Anderson, on the other hand, who will sing anywhere she is invited, abhors the very idea of taking a public stand for a cause. Einstein and Terrell see the need to fight for change; Flexner and Anderson fear the consequences. The play explores the confluence of events that force even the most reticent to recognize the necessity to act.

It might be easy to pigeonhole Flexner as nothing more than an elegantly dressed, diplomatically minded pencil pusher, providing the voice of caution and pragmatism, trying not to make waves. However, it was he—despite Princeton’s record of hiring very few Jewish faculty—who recruited not only Einstein but many other Jewish-European academics to the Ivy League school, thus saving them from the ranks of millions of victims of the Nazis.

Terrell is not a publicity hound for herself. Ms. Samuels renders her a small, slight, dignified force of nature, a powerhouse and tireless advocate for change who, when faced with having to take “no,” switches gears to try another tack in the effort to get to “yes.” Her goal: To get public figures to lend their support to ending segregation, and Einstein is only too willing to join her. She was a founder of the NAACP, and he was one of its first members.

The Same Issues

If the first act of the play deals with generalities, the second, which takes place two years later, in 1939, delves into specifics, with higher stakes that make Einstein’s and Terrell’s natural tendencies the only path despite Anderson’s and Flexner’s efforts to avoid national headlines. The Daughters of the American Revolution have denied Anderson the right to sing at their Constitution Hall, and Einstein discovered the Nazis, using his work, have achieved nuclear fission, intending to create the most destructive weapon in history. Einstein’s dilemma: Knowing the Germans, he has no doubt that if they develop it first, they will use it. Einstein and Flexner have the connections to get this information to American President Franklin D. Roosevelt, but then, the U.S. might use it, too.

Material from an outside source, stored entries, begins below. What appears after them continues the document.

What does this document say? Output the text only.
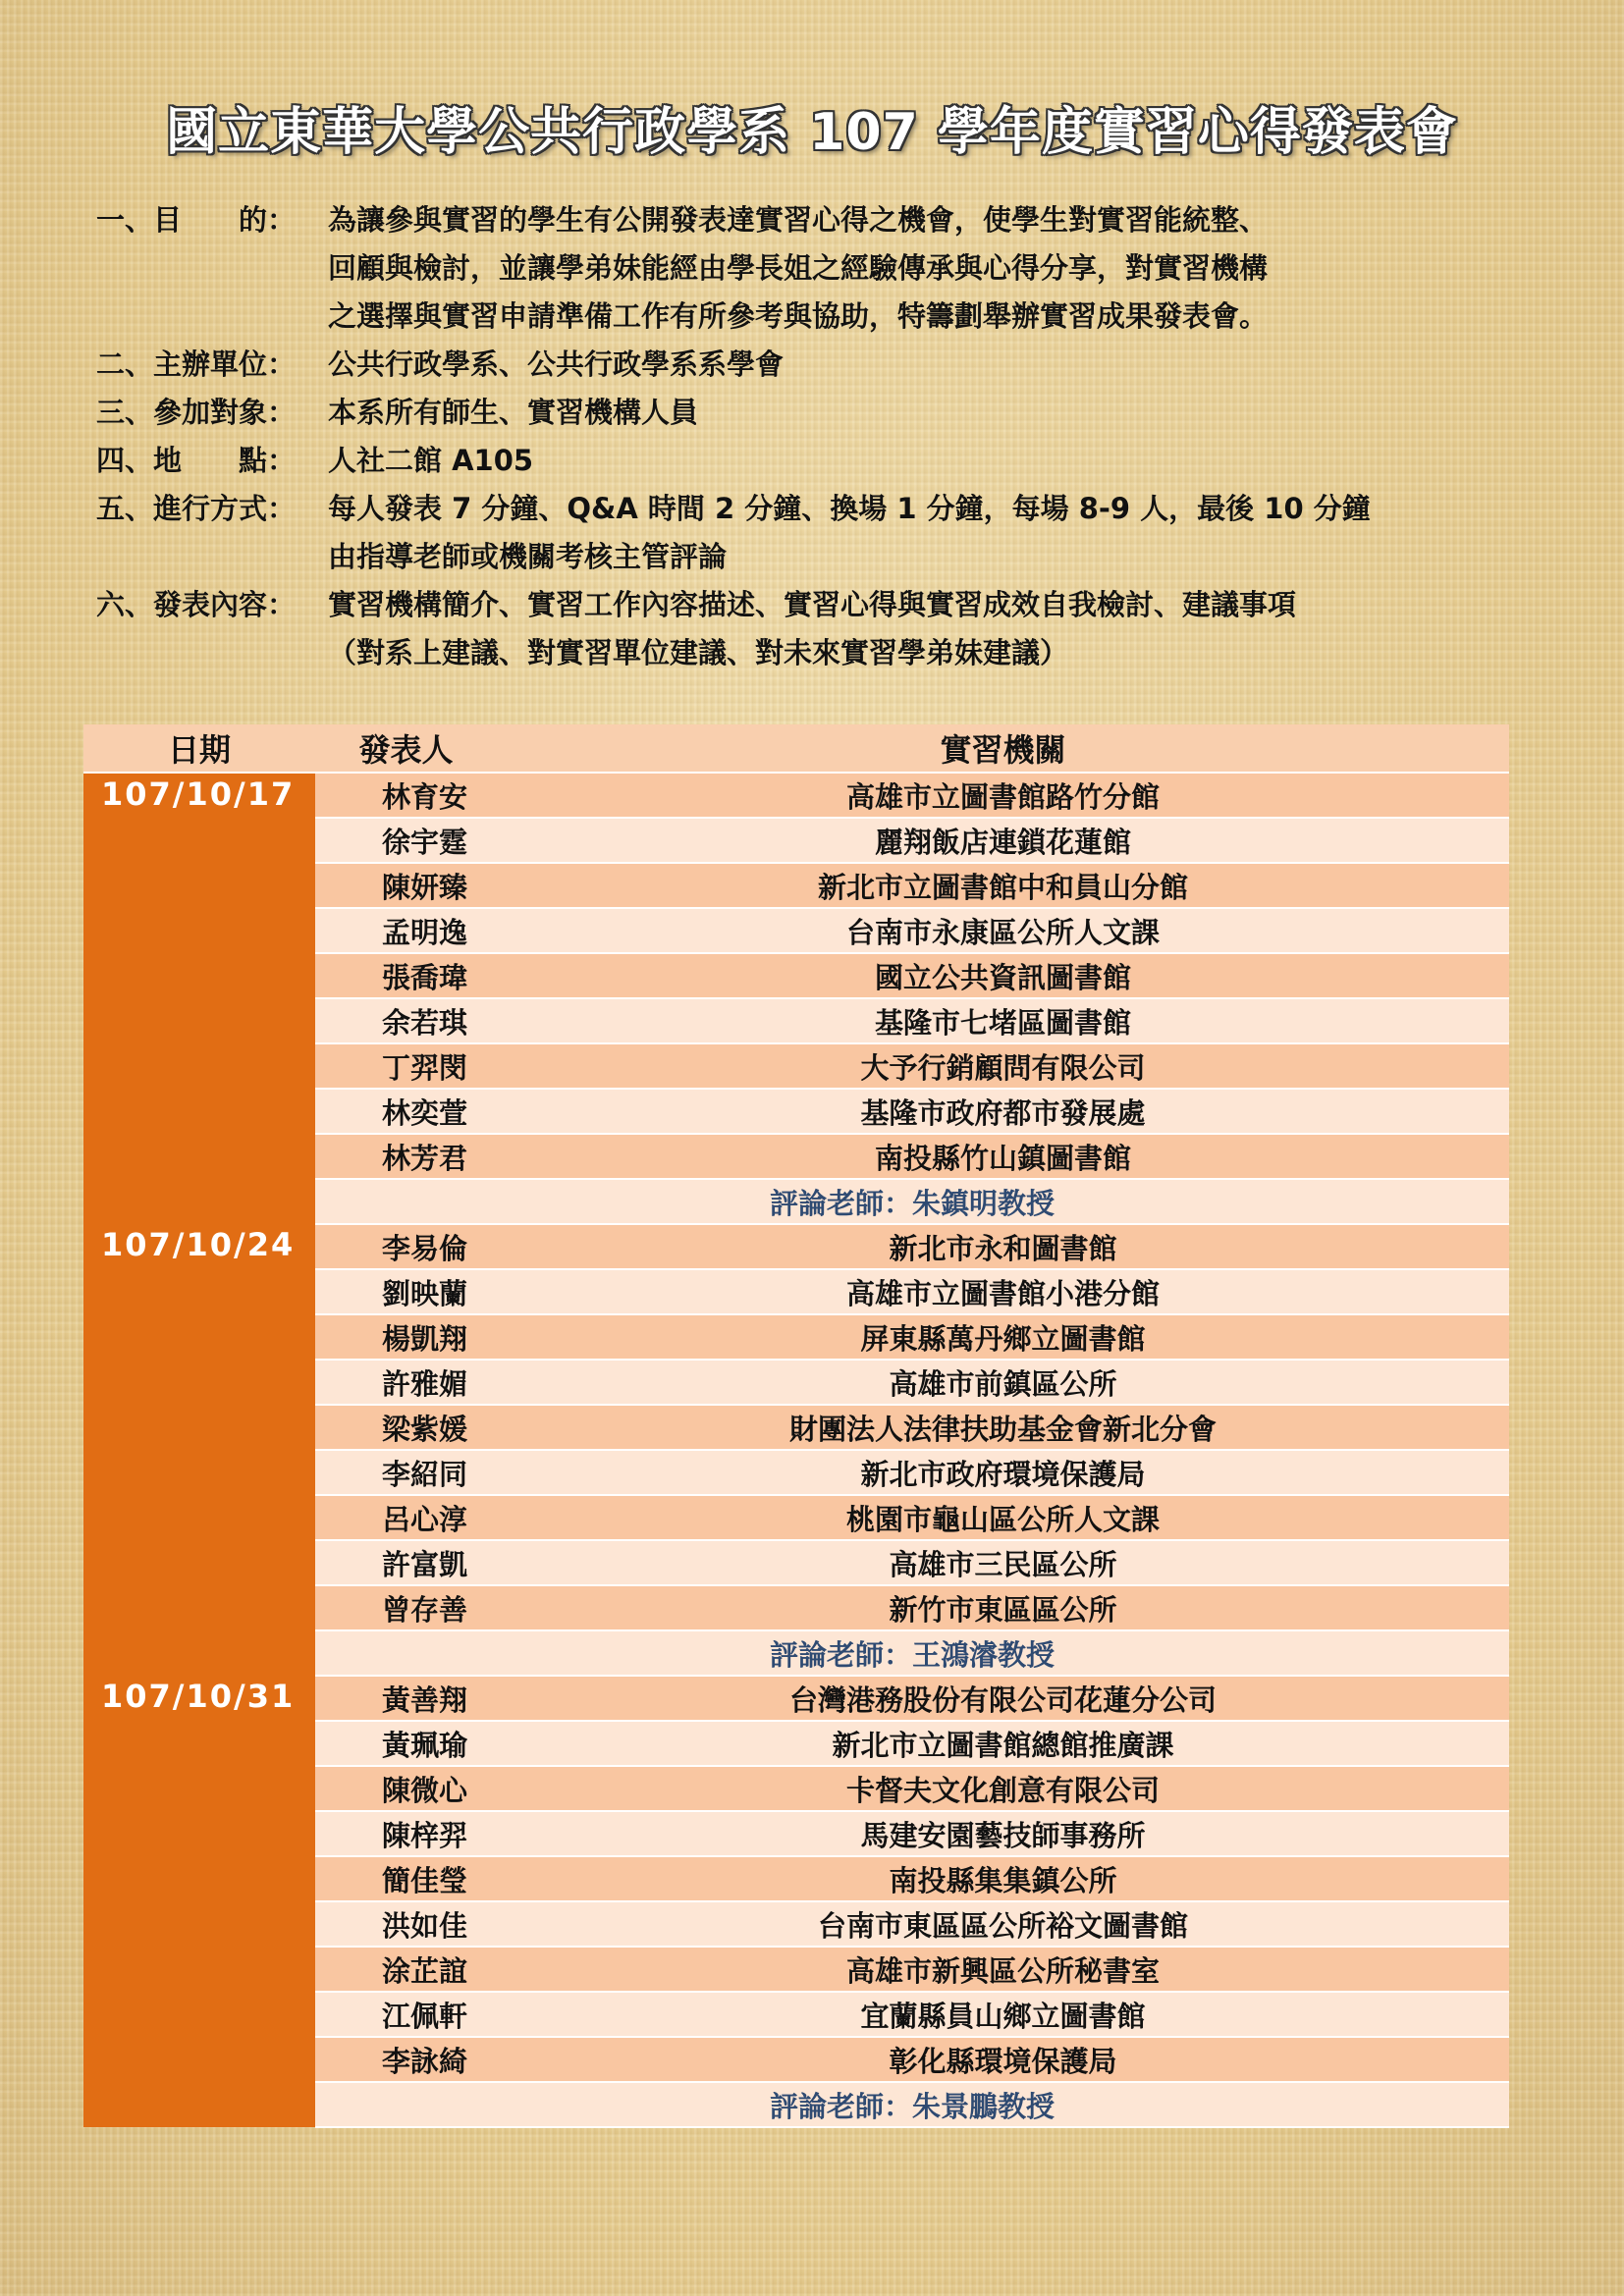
國立東華大學公共行政學系 107 學年度實習心得發表會
一、目　　的：	為讓參與實習的學生有公開發表達實習心得之機會，使學生對實習能統整、
回顧與檢討，並讓學弟妹能經由學長姐之經驗傳承與心得分享，對實習機構
之選擇與實習申請準備工作有所參考與協助，特籌劃舉辦實習成果發表會。
二、主辦單位：	公共行政學系、公共行政學系系學會
三、參加對象：	本系所有師生、實習機構人員
四、地　　點：	人社二館 A105
五、進行方式：	每人發表 7 分鐘、Q&A 時間 2 分鐘、換場 1 分鐘，每場 8-9 人，最後 10 分鐘
由指導老師或機關考核主管評論
六、發表內容：	實習機構簡介、實習工作內容描述、實習心得與實習成效自我檢討、建議事項
（對系上建議、對實習單位建議、對未來實習學弟妹建議）
日期	發表人	實習機關
107/10/17	林育安	高雄市立圖書館路竹分館
	徐宇霆	麗翔飯店連鎖花蓮館
	陳妍臻	新北市立圖書館中和員山分館
	孟明逸	台南市永康區公所人文課
	張喬瑋	國立公共資訊圖書館
	余若琪	基隆市七堵區圖書館
	丁羿閔	大予行銷顧問有限公司
	林奕萱	基隆市政府都市發展處
	林芳君	南投縣竹山鎮圖書館
	評論老師：朱鎮明教授	
107/10/24	李易倫	新北市永和圖書館
	劉映蘭	高雄市立圖書館小港分館
	楊凱翔	屏東縣萬丹鄉立圖書館
	許雅媚	高雄市前鎮區公所
	梁紫媛	財團法人法律扶助基金會新北分會
	李紹同	新北市政府環境保護局
	呂心淳	桃園市龜山區公所人文課
	許富凱	高雄市三民區公所
	曾存善	新竹市東區區公所
	評論老師：王鴻濬教授	
107/10/31	黃善翔	台灣港務股份有限公司花蓮分公司
	黃珮瑜	新北市立圖書館總館推廣課
	陳微心	卡督夫文化創意有限公司
	陳梓羿	馬建安園藝技師事務所
	簡佳瑩	南投縣集集鎮公所
	洪如佳	台南市東區區公所裕文圖書館
	涂芷誼	高雄市新興區公所秘書室
	江佩軒	宜蘭縣員山鄉立圖書館
	李詠綺	彰化縣環境保護局
	評論老師：朱景鵬教授	
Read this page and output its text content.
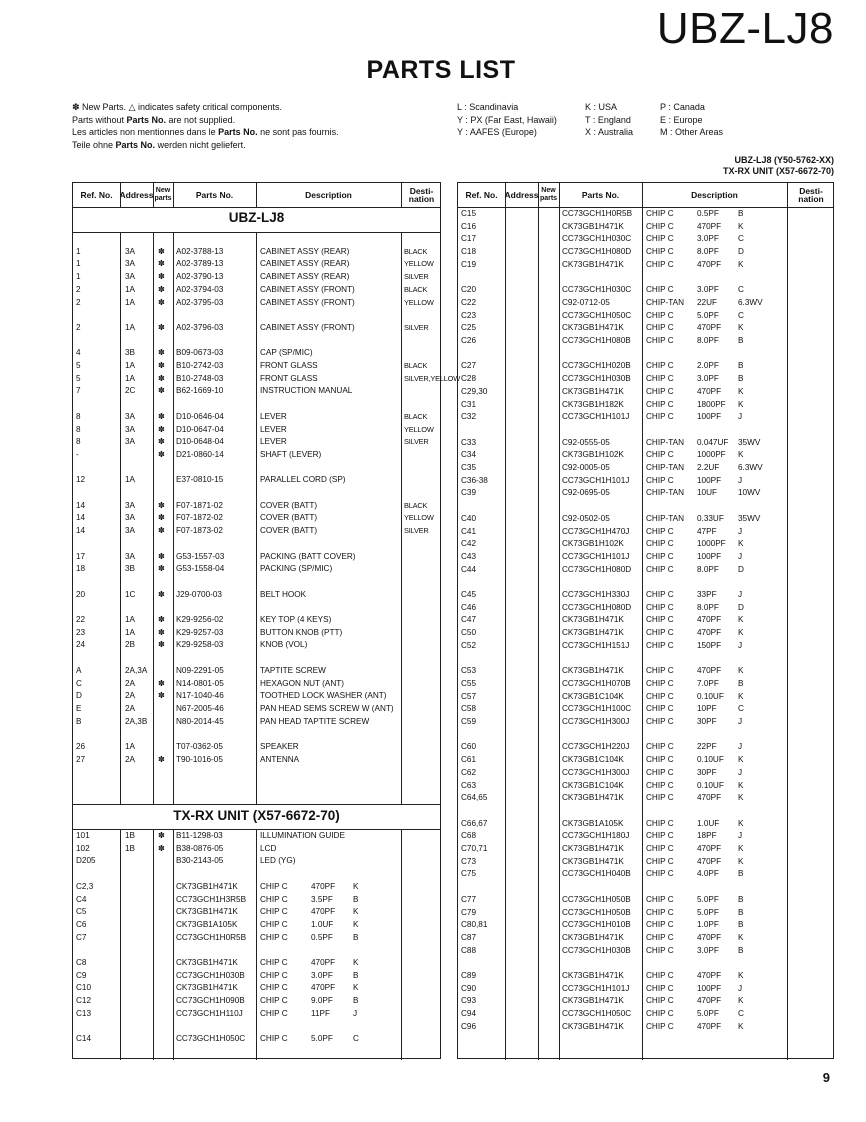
UBZ-LJ8
PARTS LIST
✽ New Parts. △ indicates safety critical components.
Parts without Parts No. are not supplied.
Les articles non mentionnes dans le Parts No. ne sont pas fournis.
Teile ohne Parts No. werden nicht geliefert.
L : Scandinavia
Y : PX (Far East, Hawaii)
Y : AAFES (Europe)
K : USA
T : England
X : Australia
P : Canada
E : Europe
M : Other Areas
UBZ-LJ8 (Y50-5762-XX)
TX-RX UNIT (X57-6672-70)
Ref. No. Address New parts	Parts No.	Description	Desti- nation
UBZ-LJ8
1	3A	✽ A02-3788-13	CABINET ASSY (REAR)	BLACK
1	3A	✽ A02-3789-13	CABINET ASSY (REAR)	YELLOW
1	3A	✽ A02-3790-13	CABINET ASSY (REAR)	SILVER
2	1A	✽ A02-3794-03	CABINET ASSY (FRONT)	BLACK
2	1A	✽ A02-3795-03	CABINET ASSY (FRONT)	YELLOW
2	1A	✽ A02-3796-03	CABINET ASSY (FRONT)	SILVER
4	3B	✽ B09-0673-03	CAP (SP/MIC)
5	1A	✽ B10-2742-03	FRONT GLASS	BLACK
5	1A	✽ B10-2748-03	FRONT GLASS	SILVER,YELLOW
7	2C	✽ B62-1669-10	INSTRUCTION MANUAL
8	3A	✽ D10-0646-04	LEVER	BLACK
8	3A	✽ D10-0647-04	LEVER	YELLOW
8	3A	✽ D10-0648-04	LEVER	SILVER
-	✽ D21-0860-14	SHAFT (LEVER)
12	1A	E37-0810-15	PARALLEL CORD (SP)
14	3A	✽ F07-1871-02	COVER (BATT)	BLACK
14	3A	✽ F07-1872-02	COVER (BATT)	YELLOW
14	3A	✽ F07-1873-02	COVER (BATT)	SILVER
17	3A	✽ G53-1557-03	PACKING (BATT COVER)
18	3B	✽ G53-1558-04	PACKING (SP/MIC)
20	1C	✽ J29-0700-03	BELT HOOK
22	1A	✽ K29-9256-02	KEY TOP (4 KEYS)
23	1A	✽ K29-9257-03	BUTTON KNOB (PTT)
24	2B	✽ K29-9258-03	KNOB (VOL)
A	2A,3A	N09-2291-05	TAPTITE SCREW
C	2A	✽ N14-0801-05	HEXAGON NUT (ANT)
D	2A	✽ N17-1040-46	TOOTHED LOCK WASHER (ANT)
E	2A	N67-2005-46	PAN HEAD SEMS SCREW W (ANT)
B	2A,3B	N80-2014-45	PAN HEAD TAPTITE SCREW
26	1A	T07-0362-05	SPEAKER
27	2A	✽ T90-1016-05	ANTENNA
TX-RX UNIT (X57-6672-70)
101	1B	✽ B11-1298-03	ILLUMINATION GUIDE
102	1B	✽ B38-0876-05	LCD
D205	B30-2143-05	LED (YG)
C2,3	CK73GB1H471K	CHIP C	470PF K
C4	CC73GCH1H3R5B CHIP C	3.5PF B
C5	CK73GB1H471K	CHIP C	470PF K
C6	CK73GB1A105K	CHIP C	1.0UF K
C7	CC73GCH1H0R5B CHIP C	0.5PF B
C8	CK73GB1H471K	CHIP C	470PF K
C9	CC73GCH1H030B CHIP C	3.0PF B
C10	CK73GB1H471K	CHIP C	470PF K
C12	CC73GCH1H090B CHIP C	9.0PF B
C13	CC73GCH1H110J CHIP C	11PF	J
C14	CC73GCH1H050C CHIP C	5.0PF C
Ref. No. Address New parts	Parts No.	Description	Desti- nation
C15	CC73GCH1H0R5B CHIP C	0.5PF B
C16	CK73GB1H471K	CHIP C	470PF K
C17	CC73GCH1H030C CHIP C	3.0PF C
C18	CC73GCH1H080D CHIP C	8.0PF D
C19	CK73GB1H471K	CHIP C	470PF K
C20	CC73GCH1H030C CHIP C	3.0PF C
C22	C92-0712-05	CHIP-TAN 22UF	6.3WV
C23	CC73GCH1H050C CHIP C	5.0PF C
C25	CK73GB1H471K	CHIP C	470PF K
C26	CC73GCH1H080B CHIP C	8.0PF B
C27	CC73GCH1H020B CHIP C	2.0PF B
C28	CC73GCH1H030B CHIP C	3.0PF B
C29,30	CK73GB1H471K	CHIP C	470PF K
C31	CK73GB1H182K	CHIP C	1800PF K
C32	CC73GCH1H101J CHIP C	100PF J
C33	C92-0555-05	CHIP-TAN 0.047UF 35WV
C34	CK73GB1H102K	CHIP C	1000PF K
C35	C92-0005-05	CHIP-TAN 2.2UF 6.3WV
C36-38	CC73GCH1H101J CHIP C	100PF J
C39	C92-0695-05	CHIP-TAN 10UF	10WV
C40	C92-0502-05	CHIP-TAN 0.33UF 35WV
C41	CC73GCH1H470J CHIP C	47PF	J
C42	CK73GB1H102K	CHIP C	1000PF K
C43	CC73GCH1H101J CHIP C	100PF J
C44	CC73GCH1H080D CHIP C	8.0PF D
C45	CC73GCH1H330J CHIP C	33PF	J
C46	CC73GCH1H080D CHIP C	8.0PF D
C47	CK73GB1H471K	CHIP C	470PF K
C50	CK73GB1H471K	CHIP C	470PF K
C52	CC73GCH1H151J CHIP C	150PF J
C53	CK73GB1H471K	CHIP C	470PF K
C55	CC73GCH1H070B CHIP C	7.0PF B
C57	CK73GB1C104K	CHIP C	0.10UF K
C58	CC73GCH1H100C CHIP C	10PF	C
C59	CC73GCH1H300J CHIP C	30PF	J
C60	CC73GCH1H220J CHIP C	22PF	J
C61	CK73GB1C104K	CHIP C	0.10UF K
C62	CC73GCH1H300J CHIP C	30PF	J
C63	CK73GB1C104K	CHIP C	0.10UF K
C64,65	CK73GB1H471K	CHIP C	470PF K
C66,67	CK73GB1A105K	CHIP C	1.0UF K
C68	CC73GCH1H180J CHIP C	18PF	J
C70,71	CK73GB1H471K	CHIP C	470PF K
C73	CK73GB1H471K	CHIP C	470PF K
C75	CC73GCH1H040B CHIP C	4.0PF B
C77	CC73GCH1H050B CHIP C	5.0PF B
C79	CC73GCH1H050B CHIP C	5.0PF B
C80,81	CC73GCH1H010B CHIP C	1.0PF B
C87	CK73GB1H471K	CHIP C	470PF K
C88	CC73GCH1H030B CHIP C	3.0PF B
C89	CK73GB1H471K	CHIP C	470PF K
C90	CC73GCH1H101J CHIP C	100PF J
C93	CK73GB1H471K	CHIP C	470PF K
C94	CC73GCH1H050C CHIP C	5.0PF C
C96	CK73GB1H471K	CHIP C	470PF K
9
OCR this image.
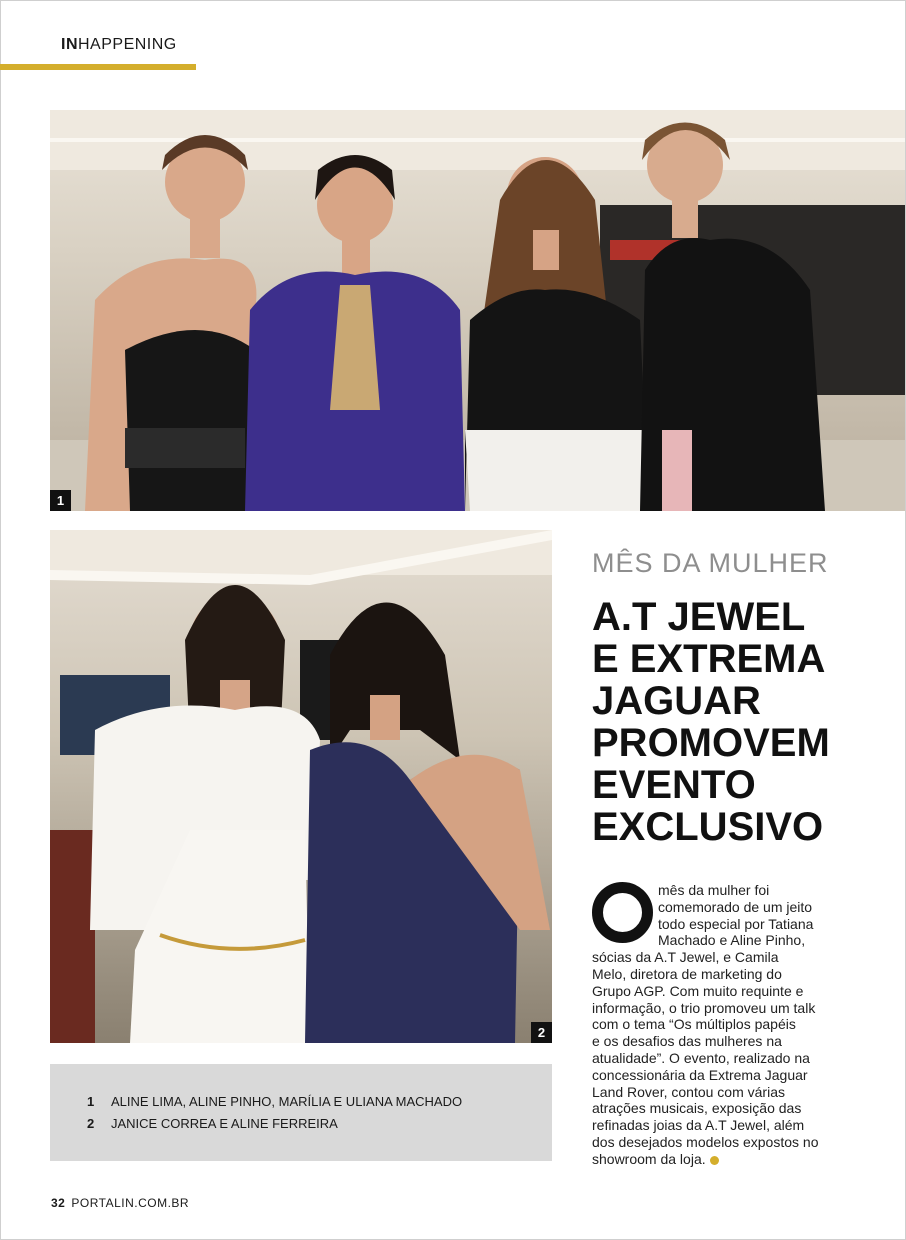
INHAPPENING
1
2
MÊS DA MULHER
A.T JEWEL
E EXTREMA
JAGUAR
PROMOVEM
EVENTO
EXCLUSIVO
mês da mulher foi
comemorado de um jeito
todo especial por Tatiana
Machado e Aline Pinho,
sócias da A.T Jewel, e Camila
Melo, diretora de marketing do
Grupo AGP. Com muito requinte e
informação, o trio promoveu um talk
com o tema “Os múltiplos papéis
e os desafios das mulheres na
atualidade”. O evento, realizado na
concessionária da Extrema Jaguar
Land Rover, contou com várias
atrações musicais, exposição das
refinadas joias da A.T Jewel, além
dos desejados modelos expostos no
showroom da loja.
1 ALINE LIMA, ALINE PINHO, MARÍLIA E ULIANA MACHADO
2 JANICE CORREA E ALINE FERREIRA
32 PORTALIN.COM.BR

Interestingly, those very same connections are the ones that could shame the DAR into opening the hall to Anderson, a path they might take—until the singer comes up with an idea that changed history and the civil rights movement forever.

When My Lord, What a Night was written some ten years ago, antisemitism was nowhere near the issue it is today, especially on American campuses, making Ms. Brevoort’s concept more timely than perhaps she imagined. In her play, Flexner is afraid that Einstein’s activism, drawing attention to race and religious issues, will disrupt the fragile relationship between Jewish professors at the institute and the Princeton Administration that wants to impose quotas limiting the number of Jewish students admitted to their campus. Einstein, however, draws a direct parallel between the rising tide of Nazism in Europe and the Jim Crow laws in America. He views the persecution of Jews and the systemic racism against Black Americans as the same “evil” aimed at different targets.

The evil of bias—the voices of antisemitism, masked these days as anti-Zionism and anti-Israel hatred—fill today’s headlines. On college campuses, hatred based on ignorance creates persecution across America. Einstein (an early believer in Zionism), Anderson, and, hopefully, Ms. Brevoort would see this powerful play as a wake-up call.